Two Inuit warriors fell, and rolled in crumpled balls along the rough ice. Brief anguish tore at White Wolf, to be replaced almost instantly by a sinking feeling. Instead of being blinded by the light, the men seemed to be as capable of functioning immediately after the flares went out as his men were. Spread out in a long line, armed with shotguns that had seen better days, the Inuits were no match for the Russian Spetsnaz. Kalishnikovs barked, and three more men fell.
The remaining two Inuits cast an uncertain look back up at the cliffs, then decided that retreat was the better part of valor.
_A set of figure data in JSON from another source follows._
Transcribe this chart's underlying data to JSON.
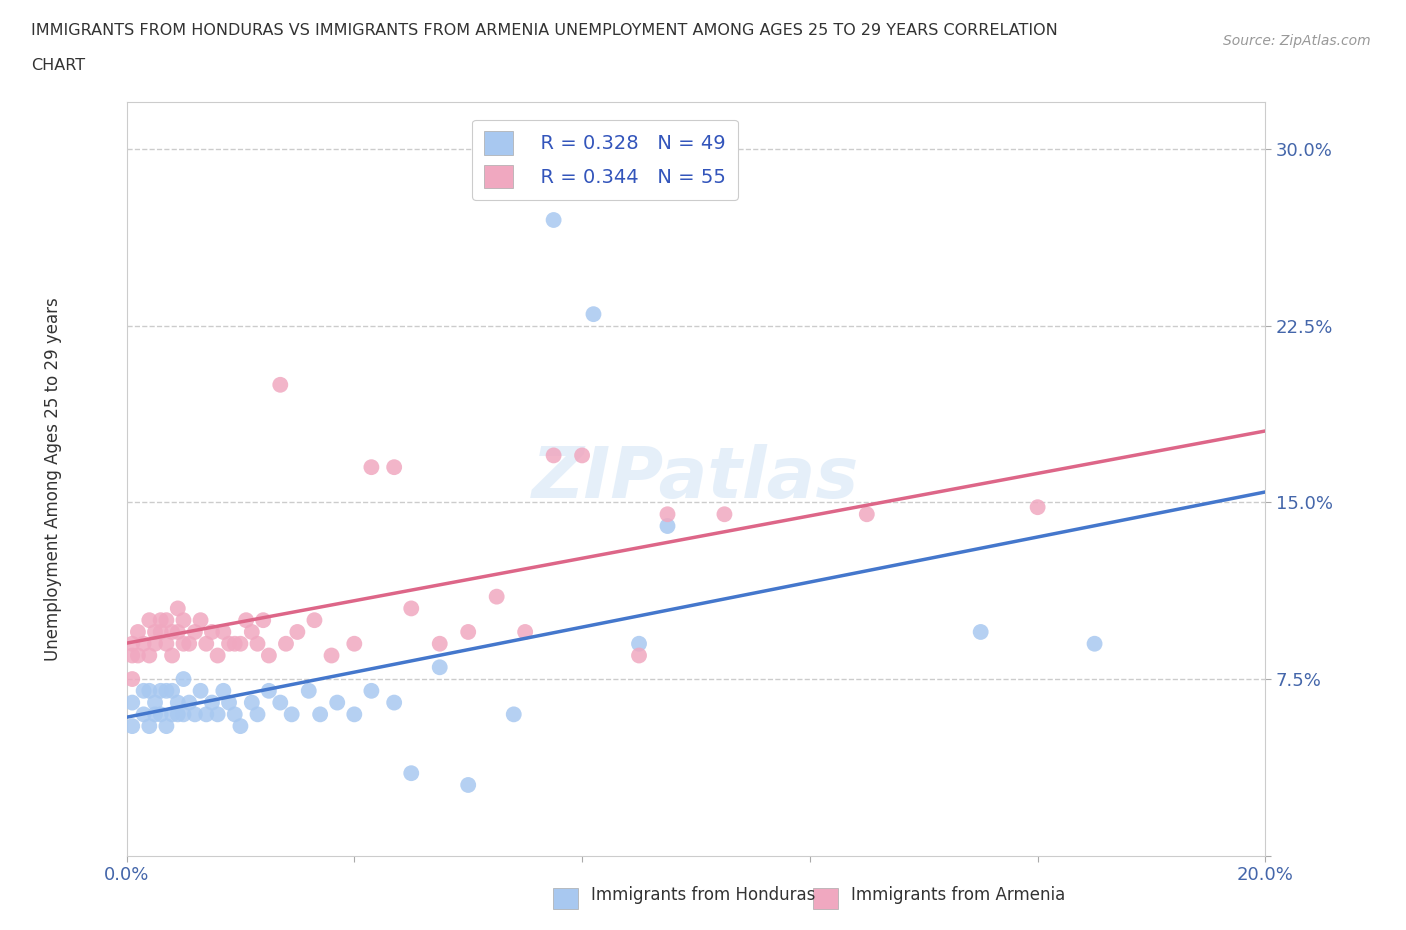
{
  "title_line1": "IMMIGRANTS FROM HONDURAS VS IMMIGRANTS FROM ARMENIA UNEMPLOYMENT AMONG AGES 25 TO 29 YEARS CORRELATION",
  "title_line2": "CHART",
  "source_text": "Source: ZipAtlas.com",
  "ylabel": "Unemployment Among Ages 25 to 29 years",
  "xlim": [
    0.0,
    0.2
  ],
  "ylim": [
    0.0,
    0.32
  ],
  "x_ticks": [
    0.0,
    0.04,
    0.08,
    0.12,
    0.16,
    0.2
  ],
  "y_ticks": [
    0.0,
    0.075,
    0.15,
    0.225,
    0.3
  ],
  "honduras_color": "#a8c8f0",
  "armenia_color": "#f0a8c0",
  "honduras_line_color": "#4477cc",
  "armenia_line_color": "#dd6688",
  "legend_R_honduras": "R = 0.328",
  "legend_N_honduras": "N = 49",
  "legend_R_armenia": "R = 0.344",
  "legend_N_armenia": "N = 55",
  "watermark": "ZIPatlas",
  "grid_color": "#cccccc",
  "honduras_x": [
    0.001,
    0.001,
    0.003,
    0.003,
    0.004,
    0.004,
    0.005,
    0.005,
    0.006,
    0.006,
    0.007,
    0.007,
    0.008,
    0.008,
    0.009,
    0.009,
    0.01,
    0.01,
    0.011,
    0.012,
    0.013,
    0.014,
    0.015,
    0.016,
    0.017,
    0.018,
    0.019,
    0.02,
    0.022,
    0.023,
    0.025,
    0.027,
    0.029,
    0.032,
    0.034,
    0.037,
    0.04,
    0.043,
    0.047,
    0.05,
    0.055,
    0.06,
    0.068,
    0.075,
    0.082,
    0.09,
    0.095,
    0.15,
    0.17
  ],
  "honduras_y": [
    0.055,
    0.065,
    0.06,
    0.07,
    0.055,
    0.07,
    0.06,
    0.065,
    0.06,
    0.07,
    0.055,
    0.07,
    0.06,
    0.07,
    0.06,
    0.065,
    0.06,
    0.075,
    0.065,
    0.06,
    0.07,
    0.06,
    0.065,
    0.06,
    0.07,
    0.065,
    0.06,
    0.055,
    0.065,
    0.06,
    0.07,
    0.065,
    0.06,
    0.07,
    0.06,
    0.065,
    0.06,
    0.07,
    0.065,
    0.035,
    0.08,
    0.03,
    0.06,
    0.27,
    0.23,
    0.09,
    0.14,
    0.095,
    0.09
  ],
  "armenia_x": [
    0.001,
    0.001,
    0.001,
    0.002,
    0.002,
    0.003,
    0.004,
    0.004,
    0.005,
    0.005,
    0.006,
    0.006,
    0.007,
    0.007,
    0.008,
    0.008,
    0.009,
    0.009,
    0.01,
    0.01,
    0.011,
    0.012,
    0.013,
    0.014,
    0.015,
    0.016,
    0.017,
    0.018,
    0.019,
    0.02,
    0.021,
    0.022,
    0.023,
    0.024,
    0.025,
    0.027,
    0.028,
    0.03,
    0.033,
    0.036,
    0.04,
    0.043,
    0.047,
    0.05,
    0.055,
    0.06,
    0.065,
    0.07,
    0.075,
    0.08,
    0.09,
    0.095,
    0.105,
    0.13,
    0.16
  ],
  "armenia_y": [
    0.075,
    0.085,
    0.09,
    0.085,
    0.095,
    0.09,
    0.085,
    0.1,
    0.09,
    0.095,
    0.095,
    0.1,
    0.09,
    0.1,
    0.085,
    0.095,
    0.095,
    0.105,
    0.09,
    0.1,
    0.09,
    0.095,
    0.1,
    0.09,
    0.095,
    0.085,
    0.095,
    0.09,
    0.09,
    0.09,
    0.1,
    0.095,
    0.09,
    0.1,
    0.085,
    0.2,
    0.09,
    0.095,
    0.1,
    0.085,
    0.09,
    0.165,
    0.165,
    0.105,
    0.09,
    0.095,
    0.11,
    0.095,
    0.17,
    0.17,
    0.085,
    0.145,
    0.145,
    0.145,
    0.148
  ]
}
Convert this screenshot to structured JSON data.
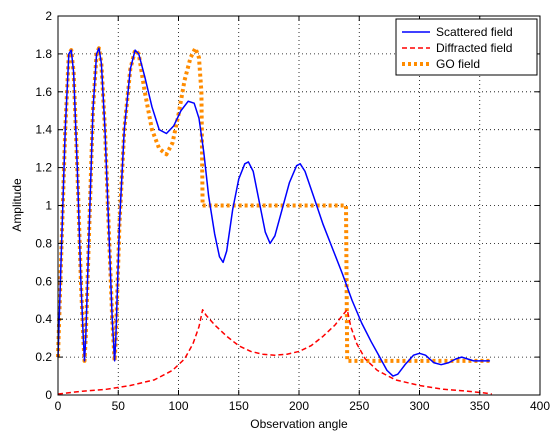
{
  "chart_data": {
    "type": "line",
    "xlabel": "Observation angle",
    "ylabel": "Amplitude",
    "xlim": [
      0,
      400
    ],
    "ylim": [
      0,
      2
    ],
    "xticks": [
      0,
      50,
      100,
      150,
      200,
      250,
      300,
      350,
      400
    ],
    "yticks": [
      0,
      0.2,
      0.4,
      0.6,
      0.8,
      1,
      1.2,
      1.4,
      1.6,
      1.8,
      2
    ],
    "grid": true,
    "grid_style": "dotted",
    "legend_position": "top-right",
    "series": [
      {
        "name": "Scattered field",
        "color": "#0000ff",
        "style": "solid",
        "points": [
          [
            0,
            0.2
          ],
          [
            3,
            0.8
          ],
          [
            6,
            1.4
          ],
          [
            9,
            1.8
          ],
          [
            11,
            1.82
          ],
          [
            13,
            1.7
          ],
          [
            16,
            1.2
          ],
          [
            19,
            0.6
          ],
          [
            21,
            0.3
          ],
          [
            22,
            0.18
          ],
          [
            23,
            0.3
          ],
          [
            26,
            0.9
          ],
          [
            29,
            1.5
          ],
          [
            32,
            1.8
          ],
          [
            34,
            1.83
          ],
          [
            36,
            1.75
          ],
          [
            39,
            1.4
          ],
          [
            42,
            0.9
          ],
          [
            45,
            0.4
          ],
          [
            47,
            0.18
          ],
          [
            48,
            0.3
          ],
          [
            51,
            0.9
          ],
          [
            55,
            1.4
          ],
          [
            60,
            1.72
          ],
          [
            64,
            1.82
          ],
          [
            67,
            1.8
          ],
          [
            72,
            1.68
          ],
          [
            78,
            1.52
          ],
          [
            84,
            1.4
          ],
          [
            90,
            1.38
          ],
          [
            96,
            1.42
          ],
          [
            102,
            1.5
          ],
          [
            108,
            1.55
          ],
          [
            113,
            1.54
          ],
          [
            117,
            1.46
          ],
          [
            121,
            1.28
          ],
          [
            125,
            1.05
          ],
          [
            130,
            0.85
          ],
          [
            134,
            0.73
          ],
          [
            137,
            0.7
          ],
          [
            140,
            0.76
          ],
          [
            145,
            0.98
          ],
          [
            150,
            1.14
          ],
          [
            155,
            1.22
          ],
          [
            158,
            1.23
          ],
          [
            162,
            1.18
          ],
          [
            167,
            1.02
          ],
          [
            172,
            0.86
          ],
          [
            176,
            0.8
          ],
          [
            180,
            0.84
          ],
          [
            186,
            0.98
          ],
          [
            192,
            1.12
          ],
          [
            198,
            1.21
          ],
          [
            201,
            1.22
          ],
          [
            205,
            1.18
          ],
          [
            212,
            1.05
          ],
          [
            220,
            0.9
          ],
          [
            228,
            0.77
          ],
          [
            236,
            0.64
          ],
          [
            244,
            0.5
          ],
          [
            252,
            0.38
          ],
          [
            260,
            0.28
          ],
          [
            267,
            0.2
          ],
          [
            273,
            0.13
          ],
          [
            278,
            0.1
          ],
          [
            282,
            0.11
          ],
          [
            288,
            0.16
          ],
          [
            295,
            0.21
          ],
          [
            300,
            0.22
          ],
          [
            305,
            0.21
          ],
          [
            312,
            0.17
          ],
          [
            318,
            0.16
          ],
          [
            324,
            0.17
          ],
          [
            330,
            0.19
          ],
          [
            335,
            0.2
          ],
          [
            340,
            0.19
          ],
          [
            345,
            0.18
          ],
          [
            350,
            0.18
          ],
          [
            358,
            0.18
          ]
        ]
      },
      {
        "name": "Diffracted field",
        "color": "#ff0000",
        "style": "dashed",
        "points": [
          [
            0,
            0.005
          ],
          [
            20,
            0.02
          ],
          [
            40,
            0.03
          ],
          [
            60,
            0.05
          ],
          [
            80,
            0.08
          ],
          [
            95,
            0.13
          ],
          [
            105,
            0.19
          ],
          [
            112,
            0.27
          ],
          [
            117,
            0.36
          ],
          [
            120,
            0.45
          ],
          [
            123,
            0.42
          ],
          [
            130,
            0.37
          ],
          [
            140,
            0.31
          ],
          [
            150,
            0.26
          ],
          [
            160,
            0.23
          ],
          [
            170,
            0.215
          ],
          [
            180,
            0.21
          ],
          [
            190,
            0.215
          ],
          [
            200,
            0.23
          ],
          [
            210,
            0.26
          ],
          [
            220,
            0.31
          ],
          [
            230,
            0.37
          ],
          [
            236,
            0.42
          ],
          [
            240,
            0.45
          ],
          [
            243,
            0.36
          ],
          [
            248,
            0.27
          ],
          [
            255,
            0.19
          ],
          [
            265,
            0.13
          ],
          [
            280,
            0.08
          ],
          [
            300,
            0.05
          ],
          [
            320,
            0.03
          ],
          [
            340,
            0.02
          ],
          [
            355,
            0.01
          ],
          [
            360,
            0.005
          ]
        ]
      },
      {
        "name": "GO field",
        "color": "#ff8c00",
        "style": "dotted-thick",
        "points": [
          [
            0,
            0.2
          ],
          [
            3,
            0.8
          ],
          [
            6,
            1.4
          ],
          [
            9,
            1.8
          ],
          [
            11,
            1.82
          ],
          [
            13,
            1.7
          ],
          [
            16,
            1.2
          ],
          [
            19,
            0.6
          ],
          [
            21,
            0.3
          ],
          [
            22,
            0.18
          ],
          [
            23,
            0.3
          ],
          [
            26,
            0.9
          ],
          [
            29,
            1.5
          ],
          [
            32,
            1.8
          ],
          [
            34,
            1.83
          ],
          [
            36,
            1.75
          ],
          [
            39,
            1.4
          ],
          [
            42,
            0.9
          ],
          [
            45,
            0.4
          ],
          [
            47,
            0.18
          ],
          [
            48,
            0.3
          ],
          [
            51,
            0.9
          ],
          [
            55,
            1.4
          ],
          [
            60,
            1.72
          ],
          [
            64,
            1.82
          ],
          [
            67,
            1.8
          ],
          [
            72,
            1.6
          ],
          [
            78,
            1.4
          ],
          [
            84,
            1.3
          ],
          [
            90,
            1.27
          ],
          [
            95,
            1.33
          ],
          [
            100,
            1.48
          ],
          [
            105,
            1.66
          ],
          [
            110,
            1.78
          ],
          [
            114,
            1.83
          ],
          [
            117,
            1.78
          ],
          [
            119,
            1.6
          ],
          [
            120,
            1.0
          ],
          [
            150,
            1.0
          ],
          [
            180,
            1.0
          ],
          [
            210,
            1.0
          ],
          [
            239,
            1.0
          ],
          [
            240,
            0.18
          ],
          [
            270,
            0.18
          ],
          [
            300,
            0.18
          ],
          [
            330,
            0.18
          ],
          [
            360,
            0.18
          ]
        ]
      }
    ]
  }
}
They turned their backs on the Russians and scrambled for the rocks, moving as fast as possible in that landscape. White Wolf watched them approach, anguish and hope warring in his heart. Ten more feet and they could — another man fell, rolled in the snow, and fetched up against the boulder that had been his destination. The remaining lone figure streaked across the landscape, finally reaching the safety of the rocks. From forty feet away, White Wolf could see the man crouch behind a hefty outcropping, his heaving chest detectable even under the heavy garments.
Looking to the south, White Wolf could see the bright spatter of gunfire marking the darkness, evidence of the southern battle mirroring his own. In the sudden light of one spate of weapon fire, he finally got a close look at the face of the Spetsnaz commando. Instead of seeing broad, Slavic features so like his own, he saw an insect face, complete with protruding eyeballs and jet-black shiny carapace. For the briefest second, old legends about giant insects flashed through his mind. Then he realized what he was seeing.